Heather Yaxley’s very sensible comment yesterday in response to my piece on France Telecom’s (FT) suicides, provides an opportunity to say why in my heart of hearts I long to criticise FT’s approach.
I do agree that “Apologise, Reform, Move on” works, case by case, and is often better than any alternative when the heat is on. But I think it is bad for society, so I think it is almost a selfish response.
I think Heather is wrong to imply or suggest that “Apologise, Reform, Move on” (ARM, henceforth) is socially valuable because it brings firms into a better relationship with society by inviting them to take responsibility (even though they may not be the villain in the story).
The main and over-arching reason is that ARM is dishonest. It is also patronizing and condescending. I think that its motives are difficult to disguise and that actually it generates mistrust and insecurity in personal and corporate relations. I don’t want the truth to die because PR finds it more convenient to fudge things, and hard to tell it as it is.
Here’s why I think as I do:
(1) ARM invites firms falsely to portray themselves as villains (think Shell and Brent Spar).
(2) ARM invites firms falsely to assert that they can manage their affairs in ways which don’t cause pain.
(3) ARM invites firms to dissemble (after all, it is untruthful to say you accept blame when actually you don’t).
(4) If France’s culture makes people suicide-prone, does it help society to head off blaming FT?
(5) ARM creates moral hazard: campaigners know they can make false accusations and make their targets pay.

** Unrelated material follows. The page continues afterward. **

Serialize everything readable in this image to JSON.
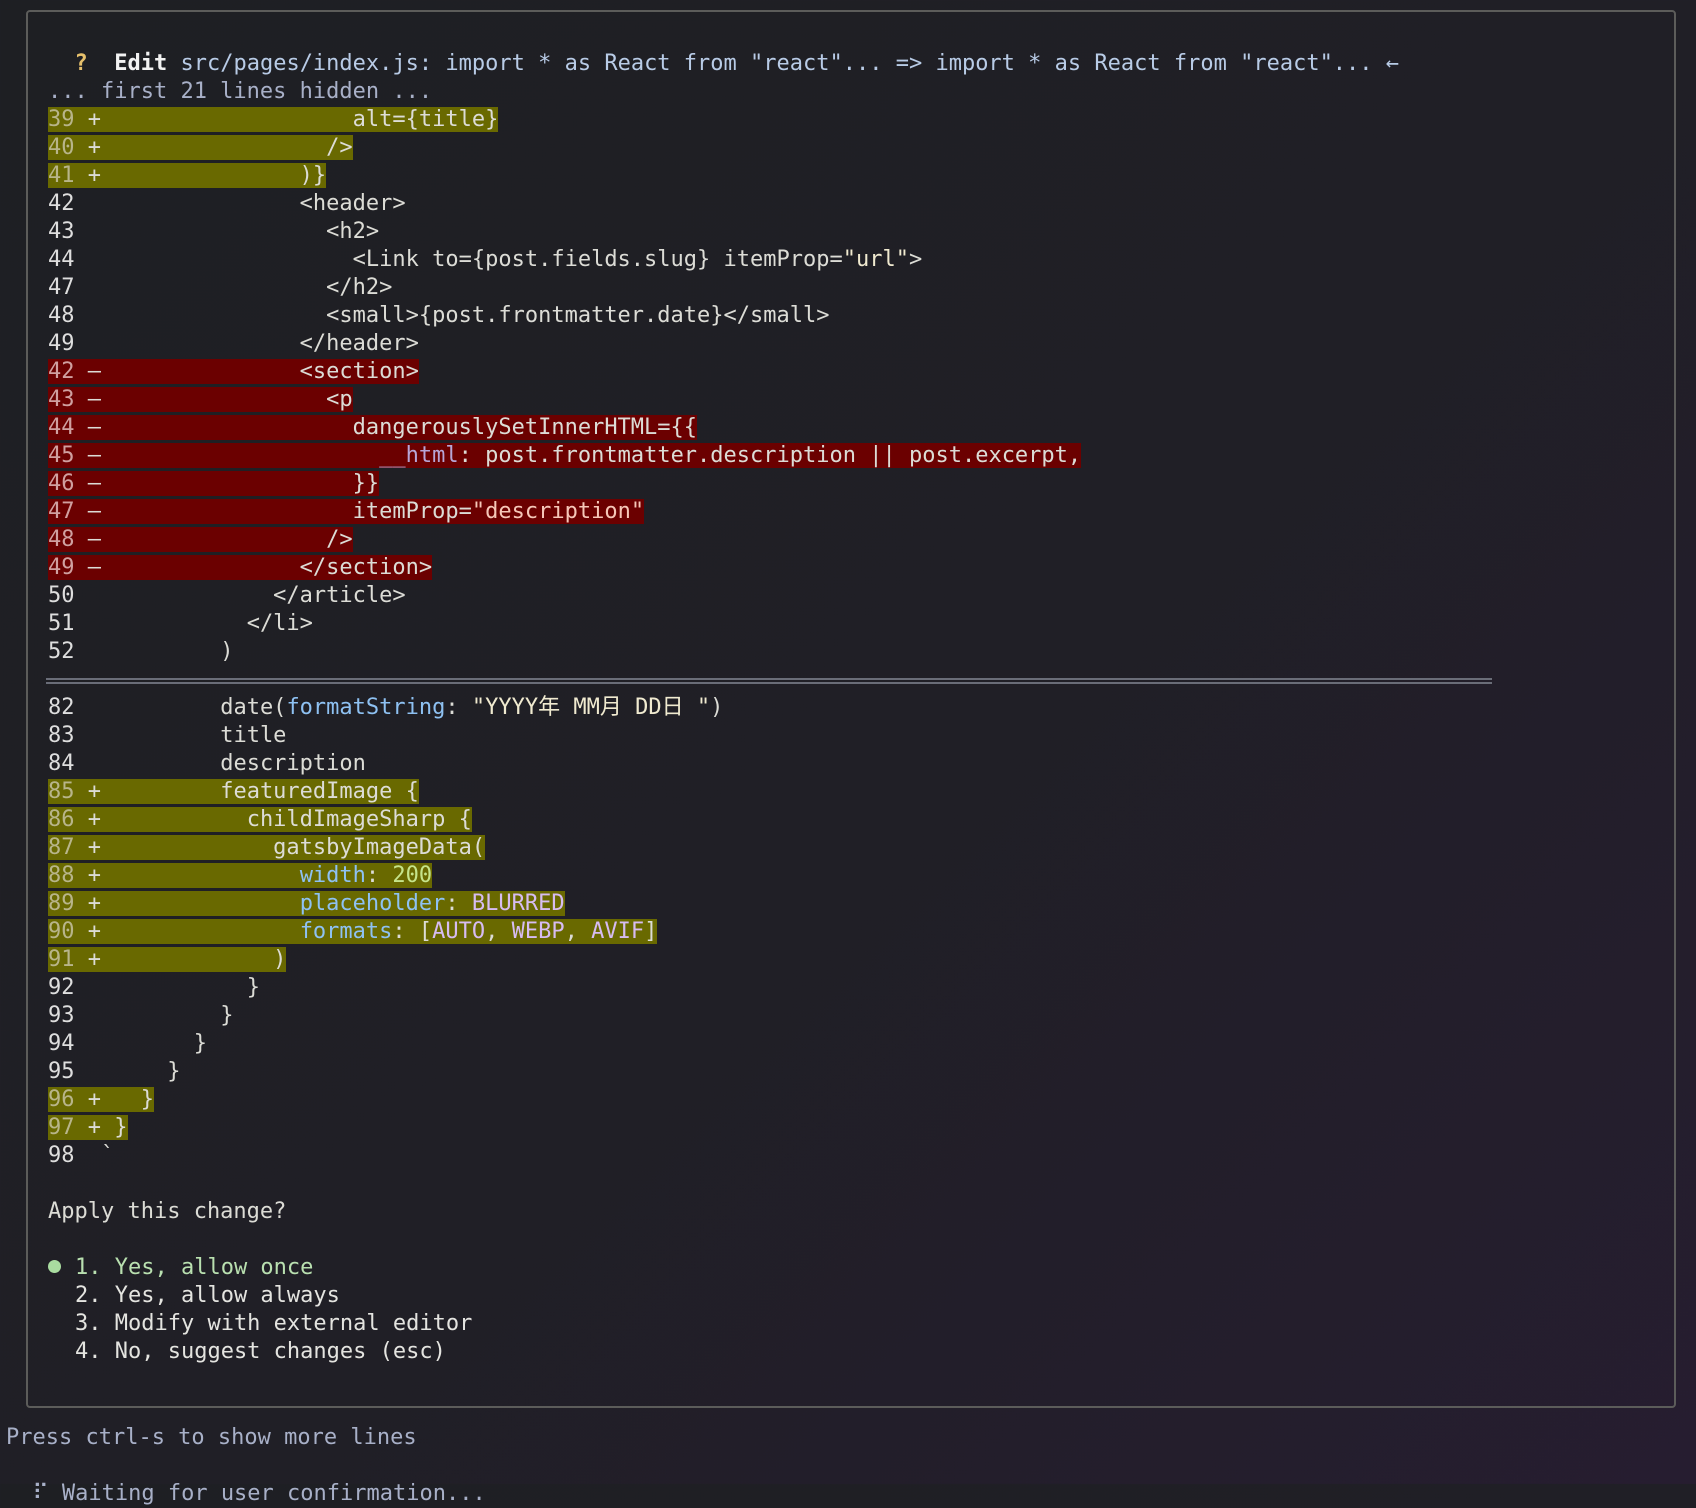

(6) CSR and CR are empty shells, inviting contempt, unless they speak to business realities (think about the moral crusade against banks and what it will actually take – and what we shall have to accept – to get them working properly again; and think public sector cuts).
More generally, I agree with Frank Furedi and Anthony Daniels that there is a problem with modern individualism: it makes people nurture their vulnerability, and especially their being victims of capitalism, when in fact they are more likely victims of emotionalism, nonsense and downright deception (we say we care about your inner-self, when we don’t).
But yes, ARM works, and it corrodes. It buys firms breathing space in a crisis. It also breeds an underlying unease among the public(s) about motives and gnaws at the self-confidence of the very firms which practice it.
I also think that PR’s promotion of ARM explains why the trade has such a low standing among both the public and its clients.
It is time to break ARMs. It is time to put a more robust-style of communication at the heart of public life.
Though without wanting to appear soft, I’d back Heather’s call to involve the Samaritans in FT’s affairs. After all, they’re better qualified for the job of preventing suicides than FT, and they don’t do therapy, which is why they are trusted. And it’s all good telecoms-based stuff.